It’s been a stuttering season for the Flames, who only recently rejoined the playoff spots in the Pacific when that should have been an automatic before the season. They also had to deal with the little side-story of their coach turning out to be a racist gasbag and moving on from him in the middle of the season and suddenly. And that’s certainly helped them.
But this team has had trouble scoring, and a big reason is their first line just hasn’t been very good so far this year. And that starts with Johnny Gaudreau.
Playing Calgary doesn’t lend itself to immense popularity or awareness, given that it’s where Canada goes to ranch and shovel horseshit. So you might not realize that Gaudreau put up 99 points for the team that did amass the most points in the West last year. That came after he racked up 84 the season before, and established himself as the main scoring threat for what was considered a young and exciting team ready to establish itself around the championship picture for a bit.
Hasn’t been nearly as rosy this year. Johnny Hockey only has 30 points in 41 games, and metrically it’s a much uglier picture. He and running buddy Sean Monahan have been getting run over possession-wise all season, with a 45.9 xG% and an in-the-red Corsi number. They used to regularly be in the mid-50s in both categories once they started playing together.

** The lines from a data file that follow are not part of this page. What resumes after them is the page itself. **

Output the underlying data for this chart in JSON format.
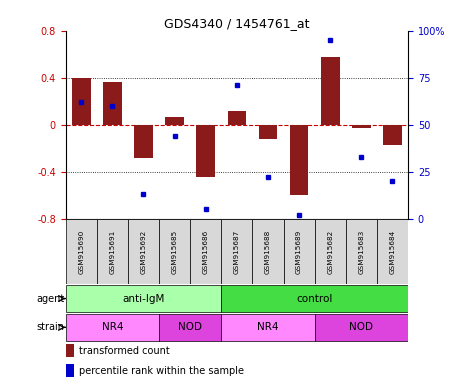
{
  "title": "GDS4340 / 1454761_at",
  "samples": [
    "GSM915690",
    "GSM915691",
    "GSM915692",
    "GSM915685",
    "GSM915686",
    "GSM915687",
    "GSM915688",
    "GSM915689",
    "GSM915682",
    "GSM915683",
    "GSM915684"
  ],
  "bar_values": [
    0.4,
    0.36,
    -0.28,
    0.07,
    -0.44,
    0.12,
    -0.12,
    -0.6,
    0.58,
    -0.03,
    -0.17
  ],
  "percentile_values": [
    62,
    60,
    13,
    44,
    5,
    71,
    22,
    2,
    95,
    33,
    20
  ],
  "ylim_left": [
    -0.8,
    0.8
  ],
  "ylim_right": [
    0,
    100
  ],
  "yticks_left": [
    -0.8,
    -0.4,
    0.0,
    0.4,
    0.8
  ],
  "yticks_right": [
    0,
    25,
    50,
    75,
    100
  ],
  "ytick_labels_left": [
    "-0.8",
    "-0.4",
    "0",
    "0.4",
    "0.8"
  ],
  "ytick_labels_right": [
    "0",
    "25",
    "50",
    "75",
    "100%"
  ],
  "bar_color": "#8B1A1A",
  "point_color": "#0000CC",
  "hline_color": "#CC0000",
  "dotted_line_color": "#000000",
  "agent_labels": [
    {
      "label": "anti-IgM",
      "start": 0,
      "end": 4,
      "color": "#AAFFAA"
    },
    {
      "label": "control",
      "start": 5,
      "end": 10,
      "color": "#44DD44"
    }
  ],
  "strain_labels": [
    {
      "label": "NR4",
      "start": 0,
      "end": 2,
      "color": "#FF88FF"
    },
    {
      "label": "NOD",
      "start": 3,
      "end": 4,
      "color": "#DD44DD"
    },
    {
      "label": "NR4",
      "start": 5,
      "end": 7,
      "color": "#FF88FF"
    },
    {
      "label": "NOD",
      "start": 8,
      "end": 10,
      "color": "#DD44DD"
    }
  ],
  "row_labels": [
    "agent",
    "strain"
  ],
  "legend_items": [
    [
      "transformed count",
      "#8B1A1A"
    ],
    [
      "percentile rank within the sample",
      "#0000CC"
    ]
  ],
  "background_color": "#FFFFFF",
  "tick_label_color_left": "#CC0000",
  "tick_label_color_right": "#0000CC",
  "sample_box_color": "#D8D8D8"
}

Individually, Monahan has seen drops across the board. His shots are down from the past two seasons per game, as are his attempts. The tempting thing to do is to point to the cratered SH% and blame that for all his scoring woes, but it’s not that simple. Gaudreau simply isn’t getting the chances he used to. His expected-goal individually is down, and his scoring-chances and high-danger scoring-chances per game are way down. Quite simple, Gaudreau isn’t getting anywhere near the net.

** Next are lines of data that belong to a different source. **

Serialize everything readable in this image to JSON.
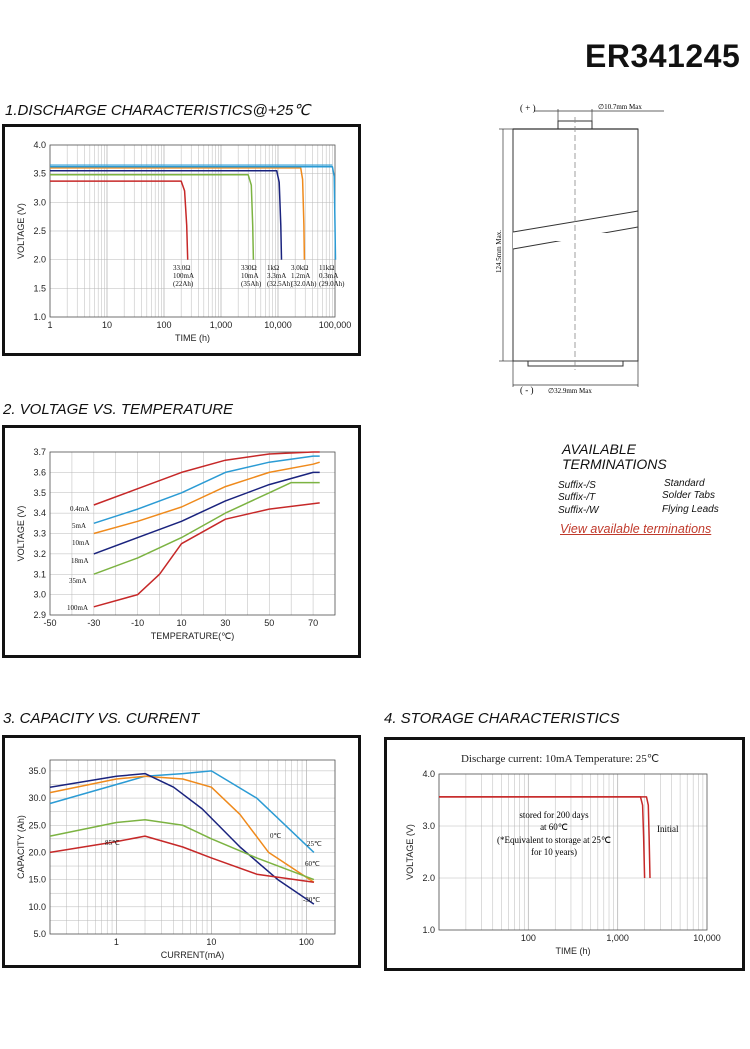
{
  "header": {
    "model": "ER341245"
  },
  "sections": {
    "s1": "1.DISCHARGE CHARACTERISTICS@+25℃",
    "s2": "2. VOLTAGE VS. TEMPERATURE",
    "s3": "3. CAPACITY VS. CURRENT",
    "s4": "4. STORAGE CHARACTERISTICS"
  },
  "dimensions": {
    "plus": "( + )",
    "minus": "( - )",
    "top_dia": "∅10.7mm Max",
    "bottom_dia": "∅32.9mm Max",
    "height": "124.5mm Max."
  },
  "terminations": {
    "title_line1": "AVAILABLE",
    "title_line2": "TERMINATIONS",
    "rows": [
      {
        "suffix": "Suffix-/S",
        "type": "Standard"
      },
      {
        "suffix": "Suffix-/T",
        "type": "Solder Tabs"
      },
      {
        "suffix": "Suffix-/W",
        "type": "Flying Leads"
      }
    ],
    "link": "View available terminations"
  },
  "chart_data": [
    {
      "type": "line",
      "title": "1.DISCHARGE CHARACTERISTICS@+25℃",
      "xlabel": "TIME (h)",
      "ylabel": "VOLTAGE (V)",
      "xscale": "log",
      "xlim": [
        1,
        100000
      ],
      "ylim": [
        1.0,
        4.0
      ],
      "xticks": [
        "1",
        "10",
        "100",
        "1,000",
        "10,000",
        "100,000"
      ],
      "yticks": [
        "1.0",
        "1.5",
        "2.0",
        "2.5",
        "3.0",
        "3.5",
        "4.0"
      ],
      "series": [
        {
          "color": "#c62828",
          "x": [
            1,
            200,
            230,
            250,
            260
          ],
          "y": [
            3.37,
            3.37,
            3.2,
            2.6,
            2.0
          ],
          "annotation": [
            "33.0Ω",
            "100mA",
            "(22Ah)"
          ]
        },
        {
          "color": "#7cb342",
          "x": [
            1,
            3000,
            3400,
            3600,
            3700
          ],
          "y": [
            3.48,
            3.48,
            3.3,
            2.6,
            2.0
          ],
          "annotation": [
            "330Ω",
            "10mA",
            "(35Ah)"
          ]
        },
        {
          "color": "#1a237e",
          "x": [
            1,
            9500,
            10500,
            11200,
            11500
          ],
          "y": [
            3.55,
            3.55,
            3.35,
            2.6,
            2.0
          ],
          "annotation": [
            "1kΩ",
            "3.3mA",
            "(32.5Ah)"
          ]
        },
        {
          "color": "#ef8a1c",
          "x": [
            1,
            25000,
            27000,
            28500,
            29000
          ],
          "y": [
            3.6,
            3.6,
            3.4,
            2.6,
            2.0
          ],
          "annotation": [
            "3.0kΩ",
            "1.2mA",
            "(32.0Ah)"
          ]
        },
        {
          "color": "#2b9bd4",
          "x": [
            1,
            90000,
            97000,
            100000,
            102000
          ],
          "y": [
            3.62,
            3.62,
            3.45,
            2.6,
            2.0
          ],
          "annotation": [
            "11kΩ",
            "0.3mA",
            "(29.0Ah)"
          ]
        }
      ],
      "extra_line": {
        "color": "#2b9bd4",
        "y": 3.65
      }
    },
    {
      "type": "line",
      "title": "2. VOLTAGE VS. TEMPERATURE",
      "xlabel": "TEMPERATURE(℃)",
      "ylabel": "VOLTAGE (V)",
      "xlim": [
        -50,
        80
      ],
      "ylim": [
        2.9,
        3.7
      ],
      "xticks": [
        "-50",
        "-30",
        "-10",
        "10",
        "30",
        "50",
        "70"
      ],
      "yticks": [
        "2.9",
        "3.0",
        "3.1",
        "3.2",
        "3.3",
        "3.4",
        "3.5",
        "3.6",
        "3.7"
      ],
      "series": [
        {
          "name": "0.4mA",
          "color": "#c62828",
          "x": [
            -30,
            -10,
            10,
            30,
            50,
            70,
            73
          ],
          "y": [
            3.44,
            3.52,
            3.6,
            3.66,
            3.69,
            3.7,
            3.7
          ]
        },
        {
          "name": "5mA",
          "color": "#2b9bd4",
          "x": [
            -30,
            -10,
            10,
            30,
            50,
            70,
            73
          ],
          "y": [
            3.35,
            3.42,
            3.5,
            3.6,
            3.65,
            3.68,
            3.68
          ]
        },
        {
          "name": "10mA",
          "color": "#ef8a1c",
          "x": [
            -30,
            -10,
            10,
            30,
            50,
            70,
            73
          ],
          "y": [
            3.3,
            3.36,
            3.43,
            3.53,
            3.6,
            3.64,
            3.65
          ]
        },
        {
          "name": "18mA",
          "color": "#1a237e",
          "x": [
            -30,
            -10,
            10,
            30,
            50,
            70,
            73
          ],
          "y": [
            3.2,
            3.28,
            3.36,
            3.46,
            3.54,
            3.6,
            3.6
          ]
        },
        {
          "name": "35mA",
          "color": "#7cb342",
          "x": [
            -30,
            -10,
            10,
            30,
            50,
            60,
            73
          ],
          "y": [
            3.1,
            3.18,
            3.28,
            3.4,
            3.5,
            3.55,
            3.55
          ]
        },
        {
          "name": "100mA",
          "color": "#c62828",
          "x": [
            -30,
            -10,
            0,
            10,
            30,
            50,
            73
          ],
          "y": [
            2.94,
            3.0,
            3.1,
            3.25,
            3.37,
            3.42,
            3.45
          ]
        }
      ]
    },
    {
      "type": "line",
      "title": "3. CAPACITY VS. CURRENT",
      "xlabel": "CURRENT(mA)",
      "ylabel": "CAPACITY (Ah)",
      "xscale": "log",
      "xlim": [
        0.2,
        200
      ],
      "ylim": [
        5.0,
        37.0
      ],
      "xticks": [
        "1",
        "10",
        "100"
      ],
      "yticks": [
        "5.0",
        "10.0",
        "15.0",
        "20.0",
        "25.0",
        "30.0",
        "35.0"
      ],
      "series": [
        {
          "name": "25℃",
          "color": "#2b9bd4",
          "x": [
            0.2,
            1,
            2,
            5,
            10,
            30,
            120
          ],
          "y": [
            29.0,
            32.5,
            34.0,
            34.5,
            35.0,
            30.0,
            20.0
          ]
        },
        {
          "name": "0℃",
          "color": "#ef8a1c",
          "x": [
            0.2,
            1,
            2,
            5,
            10,
            20,
            40,
            120
          ],
          "y": [
            31.0,
            33.5,
            34.0,
            33.5,
            32.0,
            27.0,
            20.0,
            14.5
          ]
        },
        {
          "name": "-30℃",
          "color": "#1a237e",
          "x": [
            0.2,
            1,
            2,
            4,
            8,
            20,
            50,
            120
          ],
          "y": [
            32.0,
            34.0,
            34.5,
            32.0,
            28.0,
            21.0,
            15.0,
            10.5
          ]
        },
        {
          "name": "60℃",
          "color": "#7cb342",
          "x": [
            0.2,
            1,
            2,
            5,
            10,
            30,
            120
          ],
          "y": [
            23.0,
            25.5,
            26.0,
            25.0,
            22.5,
            19.0,
            15.0
          ]
        },
        {
          "name": "85℃",
          "color": "#c62828",
          "x": [
            0.2,
            1,
            2,
            5,
            10,
            30,
            120
          ],
          "y": [
            20.0,
            22.0,
            23.0,
            21.0,
            19.0,
            16.0,
            14.5
          ]
        }
      ]
    },
    {
      "type": "line",
      "title": "4. STORAGE CHARACTERISTICS",
      "subtitle": "Discharge current: 10mA Temperature: 25℃",
      "xlabel": "TIME (h)",
      "ylabel": "VOLTAGE (V)",
      "xscale": "log",
      "xlim": [
        10,
        10000
      ],
      "ylim": [
        1.0,
        4.0
      ],
      "xticks": [
        "100",
        "1,000",
        "10,000"
      ],
      "yticks": [
        "1.0",
        "2.0",
        "3.0",
        "4.0"
      ],
      "series": [
        {
          "name": "stored for 200 days",
          "color": "#c62828",
          "x": [
            10,
            1800,
            1900,
            1950,
            2000
          ],
          "y": [
            3.56,
            3.56,
            3.4,
            2.8,
            2.0
          ]
        },
        {
          "name": "Initial",
          "color": "#c62828",
          "x": [
            10,
            2100,
            2200,
            2250,
            2300
          ],
          "y": [
            3.56,
            3.56,
            3.4,
            2.8,
            2.0
          ]
        }
      ],
      "annotations": [
        "stored for 200 days",
        "at 60℃",
        "(*Equivalent to storage at 25℃",
        "for 10 years)",
        "Initial"
      ]
    }
  ]
}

Gaudreau is also taking far more penalties than before and not generating as many takeaways. Some of this is a product of not having the puck as much. But it also suggests a player who’s not working as hard as he used to. Gaudreau’s outrageous skill-level will cover a multitude of sins, and he can look like he’s taking it easy out there when it is just that easy for him. But this has gone a little beyond that, and it hasn’t abated with the coaching change.
There were even whispers in the Calgary media earlier in the year about the Flames seeing what the market would be for Gaudreau, which is probably patently ridiculous. This is an elite-level scorer at just 26 and signed for a reasonable $6.7M for the next two years, given that he can give you 90 points in a season or more. But still, something is off here.
The Flames have too many pieces in place to consider moving Gaudreau, which would constitute something of a restructuring. The defense is a touch old and Rasmus Andersson or Oliver Kylington haven’t really shown they’re going to take over for Mark Giordano as he declines, and maybe that’s the fear. Maybe it’s just one of those year. But Gaudreau is the type of player you’d struggle to ever get equal value for in a trade, especially with that contract.
Gaudreau can start a turnaround by getting to the middle of the ice more instead of his current Getzlaf-impression. The Flames hold the last wildcard spot and you’d think they’re going to have to fight off the Preds for it, as well as some others. But the Coyotes should make for easy catching, as well as the Oilers in their own division. They can do that if Johnny Hockey comes back, instead of this Johnny Floaty that he’s been.